HDK
|
Although the names are often used interchangeably, PDG and TOPs refer to two separate components of Houdini. PDG is the name of the underlying dependency graph format and evaluation library, while TOPs is a network context within Houdini that exposes PDG constructs as regular Houdini operators. PDG has its own implementation of nodes, input/output connections and parameters, which are mapped onto Houdini operators concepts through TOPs.
When a TOP graph cooks, it generates an underlying PDG node graph based on the TOP nodes and their parameters. The actual execution of that graph is handled by PDG, which is how the graph is able to cook in the background. TOPs is responsible for displaying progress about the PDG graph as it cooks, for example the dot display and progress badges on nodes in the network editor.
The fundamental unit of work in a PDG graph is a work item. Work items have a number of intrinsic properties like a sort index, frame and priority, as well as the ability to store arbitrary attribute data. Supported attribute types include integers, floats, strings, file paths, Python objects and Houdini geometry data. Attributes can be added to work items by the node that created them, either when the work item is generated or while it is cooking. The majority of the custom data fields on work items are implemented as attributes. For example, a work item has input and output files, both of which are implemented as specially named attributes. Likewise, a work item's command line string, label and custom state string are all stored as attributes.
Work items can also have dependencies on other, upstream work items in the graph. For example, items generated in a processor node typically depend on a corresponding upstream work in one of the input nodes. Processor nodes are also able to add dependencies between sibling work items produced during the same work item generation step. A work item can only cook once all of its dependencies have cooked.
PDG supports cooking work items both in process or out of process, depending on which scheduler node is assigned to the processor node that created the work item(s). It's also possible to create work items that don't cook at all, and simply exist for the purpose of carrying attribute data through the graph.
TOPs itself has very few "real" node definitions – most nodes in TOPs are actually wrappers around an underlying PDG node definition. Unlike other network contexts, it isn't even possible to write a custom TOP node. Adding a custom node to the TOPs context can only be done by writing a custom PDG node, and optionally packaging it into an HDA in order to customize the parameter interface, TAB menu entry, and add other metadata.
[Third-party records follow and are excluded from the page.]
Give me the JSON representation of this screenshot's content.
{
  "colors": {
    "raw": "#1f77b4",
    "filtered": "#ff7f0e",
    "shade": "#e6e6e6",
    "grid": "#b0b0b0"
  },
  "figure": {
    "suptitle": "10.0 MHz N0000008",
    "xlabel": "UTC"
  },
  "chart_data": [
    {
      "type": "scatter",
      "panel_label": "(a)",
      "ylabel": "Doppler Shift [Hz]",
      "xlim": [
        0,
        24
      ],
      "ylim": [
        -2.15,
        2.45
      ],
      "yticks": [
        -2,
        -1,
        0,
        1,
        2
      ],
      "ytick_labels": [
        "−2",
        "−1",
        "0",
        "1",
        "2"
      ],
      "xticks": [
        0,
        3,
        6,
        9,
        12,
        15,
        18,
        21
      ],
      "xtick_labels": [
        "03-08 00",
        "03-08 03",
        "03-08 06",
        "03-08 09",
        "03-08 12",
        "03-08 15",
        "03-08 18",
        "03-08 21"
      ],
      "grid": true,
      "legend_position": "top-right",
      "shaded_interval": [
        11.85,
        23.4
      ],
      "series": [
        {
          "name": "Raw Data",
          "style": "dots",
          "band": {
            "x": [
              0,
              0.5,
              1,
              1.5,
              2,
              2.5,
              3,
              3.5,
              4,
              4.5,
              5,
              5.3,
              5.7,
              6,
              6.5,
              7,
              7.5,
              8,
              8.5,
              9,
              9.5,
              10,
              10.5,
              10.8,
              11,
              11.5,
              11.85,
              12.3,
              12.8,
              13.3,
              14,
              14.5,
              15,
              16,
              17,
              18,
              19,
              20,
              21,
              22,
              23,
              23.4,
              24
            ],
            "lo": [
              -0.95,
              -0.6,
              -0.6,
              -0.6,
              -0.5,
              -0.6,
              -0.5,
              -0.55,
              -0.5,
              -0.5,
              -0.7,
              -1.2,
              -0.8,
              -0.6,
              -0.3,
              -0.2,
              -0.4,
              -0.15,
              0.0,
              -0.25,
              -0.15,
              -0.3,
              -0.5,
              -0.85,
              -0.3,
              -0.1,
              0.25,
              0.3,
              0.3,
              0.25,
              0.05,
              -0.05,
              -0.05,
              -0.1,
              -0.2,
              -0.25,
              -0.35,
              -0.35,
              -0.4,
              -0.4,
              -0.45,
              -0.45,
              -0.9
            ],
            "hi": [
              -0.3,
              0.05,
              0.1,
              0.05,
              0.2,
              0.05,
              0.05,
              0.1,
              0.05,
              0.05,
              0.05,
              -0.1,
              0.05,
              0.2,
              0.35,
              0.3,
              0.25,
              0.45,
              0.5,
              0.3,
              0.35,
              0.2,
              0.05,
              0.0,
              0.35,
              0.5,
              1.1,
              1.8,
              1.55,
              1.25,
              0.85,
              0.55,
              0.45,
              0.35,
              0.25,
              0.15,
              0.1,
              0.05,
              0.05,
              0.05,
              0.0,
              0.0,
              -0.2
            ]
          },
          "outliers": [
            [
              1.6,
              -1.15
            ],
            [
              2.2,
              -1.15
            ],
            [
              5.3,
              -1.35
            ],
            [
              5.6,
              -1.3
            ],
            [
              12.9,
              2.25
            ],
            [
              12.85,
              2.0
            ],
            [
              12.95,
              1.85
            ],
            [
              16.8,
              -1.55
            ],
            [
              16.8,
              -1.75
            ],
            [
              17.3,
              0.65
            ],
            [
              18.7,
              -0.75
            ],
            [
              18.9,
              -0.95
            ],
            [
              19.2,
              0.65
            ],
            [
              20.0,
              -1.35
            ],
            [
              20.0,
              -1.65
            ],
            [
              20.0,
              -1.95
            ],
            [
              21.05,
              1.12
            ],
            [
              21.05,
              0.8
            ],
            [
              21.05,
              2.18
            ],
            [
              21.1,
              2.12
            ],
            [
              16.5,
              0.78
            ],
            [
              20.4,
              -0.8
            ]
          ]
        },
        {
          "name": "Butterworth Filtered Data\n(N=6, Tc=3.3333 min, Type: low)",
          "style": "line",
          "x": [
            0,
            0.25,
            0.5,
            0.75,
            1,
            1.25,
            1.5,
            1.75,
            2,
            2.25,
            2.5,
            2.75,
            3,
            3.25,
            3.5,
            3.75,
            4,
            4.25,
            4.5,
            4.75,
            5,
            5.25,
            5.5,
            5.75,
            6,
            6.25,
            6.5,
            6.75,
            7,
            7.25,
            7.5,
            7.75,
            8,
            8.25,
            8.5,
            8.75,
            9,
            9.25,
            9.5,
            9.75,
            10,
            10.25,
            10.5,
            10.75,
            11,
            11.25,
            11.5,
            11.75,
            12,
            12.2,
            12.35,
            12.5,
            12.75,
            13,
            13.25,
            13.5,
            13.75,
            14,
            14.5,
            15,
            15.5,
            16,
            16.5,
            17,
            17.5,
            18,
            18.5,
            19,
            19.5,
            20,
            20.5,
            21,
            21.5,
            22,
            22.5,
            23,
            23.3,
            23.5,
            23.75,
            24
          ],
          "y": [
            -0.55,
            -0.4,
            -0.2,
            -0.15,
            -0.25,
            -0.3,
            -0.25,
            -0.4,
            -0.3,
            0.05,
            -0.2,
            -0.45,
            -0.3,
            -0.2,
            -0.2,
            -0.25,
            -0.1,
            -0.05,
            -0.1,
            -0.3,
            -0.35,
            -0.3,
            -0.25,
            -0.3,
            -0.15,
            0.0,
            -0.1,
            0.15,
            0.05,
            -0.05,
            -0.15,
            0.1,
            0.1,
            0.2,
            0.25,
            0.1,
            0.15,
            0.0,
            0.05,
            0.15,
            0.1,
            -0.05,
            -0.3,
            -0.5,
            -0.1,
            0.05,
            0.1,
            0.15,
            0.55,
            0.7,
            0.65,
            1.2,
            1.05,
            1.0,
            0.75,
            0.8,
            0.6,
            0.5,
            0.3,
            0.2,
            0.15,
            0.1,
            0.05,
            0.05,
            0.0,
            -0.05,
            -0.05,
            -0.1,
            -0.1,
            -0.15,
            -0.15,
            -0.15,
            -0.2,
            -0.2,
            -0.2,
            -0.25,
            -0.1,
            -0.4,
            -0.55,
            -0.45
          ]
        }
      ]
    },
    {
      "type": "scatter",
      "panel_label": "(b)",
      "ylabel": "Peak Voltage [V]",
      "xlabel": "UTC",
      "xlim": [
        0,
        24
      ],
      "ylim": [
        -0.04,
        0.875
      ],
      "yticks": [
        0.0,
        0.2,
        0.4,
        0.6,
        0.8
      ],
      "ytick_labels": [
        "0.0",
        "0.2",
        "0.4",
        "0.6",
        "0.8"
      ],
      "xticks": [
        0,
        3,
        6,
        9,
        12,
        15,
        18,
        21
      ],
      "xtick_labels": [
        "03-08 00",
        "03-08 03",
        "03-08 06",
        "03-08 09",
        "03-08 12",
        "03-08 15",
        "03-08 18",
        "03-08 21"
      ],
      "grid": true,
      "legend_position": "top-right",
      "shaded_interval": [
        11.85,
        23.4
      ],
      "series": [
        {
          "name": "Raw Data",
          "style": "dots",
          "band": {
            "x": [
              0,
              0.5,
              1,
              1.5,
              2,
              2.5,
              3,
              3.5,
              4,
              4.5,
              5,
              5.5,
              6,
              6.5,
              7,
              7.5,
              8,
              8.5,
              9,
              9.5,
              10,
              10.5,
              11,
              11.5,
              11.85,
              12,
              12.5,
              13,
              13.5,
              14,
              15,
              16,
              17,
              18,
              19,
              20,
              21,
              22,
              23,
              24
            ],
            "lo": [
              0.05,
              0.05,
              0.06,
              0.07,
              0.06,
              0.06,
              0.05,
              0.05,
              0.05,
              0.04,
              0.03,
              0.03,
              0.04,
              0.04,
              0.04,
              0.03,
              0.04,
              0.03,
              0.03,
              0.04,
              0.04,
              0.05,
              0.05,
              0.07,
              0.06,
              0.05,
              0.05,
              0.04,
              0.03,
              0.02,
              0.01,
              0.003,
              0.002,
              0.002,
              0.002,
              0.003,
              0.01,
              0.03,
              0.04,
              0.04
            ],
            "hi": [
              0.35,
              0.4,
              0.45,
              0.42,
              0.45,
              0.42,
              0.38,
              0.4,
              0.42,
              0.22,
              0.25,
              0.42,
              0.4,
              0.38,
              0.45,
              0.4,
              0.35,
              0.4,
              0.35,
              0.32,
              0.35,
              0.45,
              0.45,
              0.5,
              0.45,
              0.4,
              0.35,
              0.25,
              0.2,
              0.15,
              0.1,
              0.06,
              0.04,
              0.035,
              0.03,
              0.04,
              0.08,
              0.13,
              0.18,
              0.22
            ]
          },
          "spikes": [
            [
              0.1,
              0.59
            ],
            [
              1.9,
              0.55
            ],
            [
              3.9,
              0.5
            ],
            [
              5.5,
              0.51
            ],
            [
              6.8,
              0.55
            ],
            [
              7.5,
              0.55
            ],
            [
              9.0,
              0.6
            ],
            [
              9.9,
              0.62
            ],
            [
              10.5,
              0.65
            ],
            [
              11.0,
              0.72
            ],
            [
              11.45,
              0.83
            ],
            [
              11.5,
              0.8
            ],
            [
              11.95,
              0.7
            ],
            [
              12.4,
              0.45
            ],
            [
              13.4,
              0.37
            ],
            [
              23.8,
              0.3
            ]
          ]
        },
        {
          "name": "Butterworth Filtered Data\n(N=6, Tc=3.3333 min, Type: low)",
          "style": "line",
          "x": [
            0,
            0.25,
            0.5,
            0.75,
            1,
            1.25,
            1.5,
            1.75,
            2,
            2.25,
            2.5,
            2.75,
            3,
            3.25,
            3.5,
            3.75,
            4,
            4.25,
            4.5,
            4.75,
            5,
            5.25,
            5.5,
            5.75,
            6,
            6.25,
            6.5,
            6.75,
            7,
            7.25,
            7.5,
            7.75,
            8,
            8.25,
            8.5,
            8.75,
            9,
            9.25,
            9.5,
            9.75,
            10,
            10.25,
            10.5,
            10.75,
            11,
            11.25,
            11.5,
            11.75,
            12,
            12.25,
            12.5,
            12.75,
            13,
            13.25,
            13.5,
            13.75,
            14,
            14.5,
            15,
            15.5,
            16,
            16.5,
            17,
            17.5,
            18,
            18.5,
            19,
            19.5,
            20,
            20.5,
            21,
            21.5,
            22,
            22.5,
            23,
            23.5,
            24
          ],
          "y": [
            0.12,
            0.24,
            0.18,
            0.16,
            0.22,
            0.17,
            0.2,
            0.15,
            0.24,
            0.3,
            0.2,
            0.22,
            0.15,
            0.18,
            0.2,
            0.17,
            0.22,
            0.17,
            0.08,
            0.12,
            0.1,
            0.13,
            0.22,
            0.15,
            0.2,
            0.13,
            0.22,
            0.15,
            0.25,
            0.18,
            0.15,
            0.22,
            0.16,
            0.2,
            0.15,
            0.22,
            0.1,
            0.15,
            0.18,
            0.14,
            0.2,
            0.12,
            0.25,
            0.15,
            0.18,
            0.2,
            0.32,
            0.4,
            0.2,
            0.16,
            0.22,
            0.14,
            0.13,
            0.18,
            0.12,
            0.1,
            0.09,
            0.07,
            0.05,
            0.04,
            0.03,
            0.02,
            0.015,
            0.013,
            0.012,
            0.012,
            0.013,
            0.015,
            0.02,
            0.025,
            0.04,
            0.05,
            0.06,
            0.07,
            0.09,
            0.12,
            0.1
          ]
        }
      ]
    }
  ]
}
Custom PDG nodes can be written either in Python or C++. This document focuses on writing a PDG node in C++ – writing a custom node in Python is discussed in the regular Houdini documentation. It is worth noting, however, that the C++ and Python APIs are generally very similar. Concepts discussed in this document also apply to nodes written using the Python API, and vice-versa.
Writing a custom PDG node requires implementing a subclass of PDG_NodeCallback, which is the base class for all node implementations. The class has various functions that can be overridden by a custom implementation in order to change the behavior of the node.
PDG has two main types of node – processors and partitioners.
Processor nodes generate new work items using the parameter interface of the node and any upstream work items available as an input. Generally speaking, processor nodes apply their procedure in a for-loop for each input work item available using something the following code structure:
This is not always the case, though, and a custom processor node can handle work item generation in whatever way makes sense for that particular node.
Partitoner nodes perform the opposite operation – rather than generating many new work items for each upstream work item, they instead combine multiple upstream work items into subsets called partitions. Valid partitions must contain at least one of the input work items, and the contents of partitions can overlap. For example, a partitioner node might create a partition that contains all work items with a "size" attribute, and another partition that contains work items with a "temperature" attribute. Some of the upstream work items may have both attributes, and would therefore appear in both of the partitions. In other words, partitions are non-distinct subsets of the upstream work items with a size of at least 1.
Schedulers are special types of nodes that exist in a PDG graph, but are not directly connected to any other nodes. Schedulers are responsible for taking work items that are ready to cook, and determine how and where the work item should run. For example, PDG ships with a Local Scheduler that runs work items as separate processes on the current machine. Alternatively, the HQueue, Tractor and Deadline scheduler run work items on various render farm systems.
Scheduler nodes take the information available on the work item, prepare the necessary job specification to run the work item, and then report progress and status back to PDG as the work item cooks.
Custom PDG nodes that are found on the Houdini search path will automatically be available in TOPs. However, TOPs will generate a parameter interface for the nodes automatically based on the underlying PDG node's parameter interface specification. PDG has a very basic parameter format, so the generated interface in TOPs will be a simple, flat list – it won't have any folder groupings, conditional expressions, or other visual arrangements.
In order to create a custom parameter interface for your PDG node, you can right mouse click on an instance of the auto-generated TOP node and select "Create Digital Asset". This will create a persistent .hda file that refers to the custom PDG node definition, and stores any parameter interface customizations made using Houdini's parameter interface editor.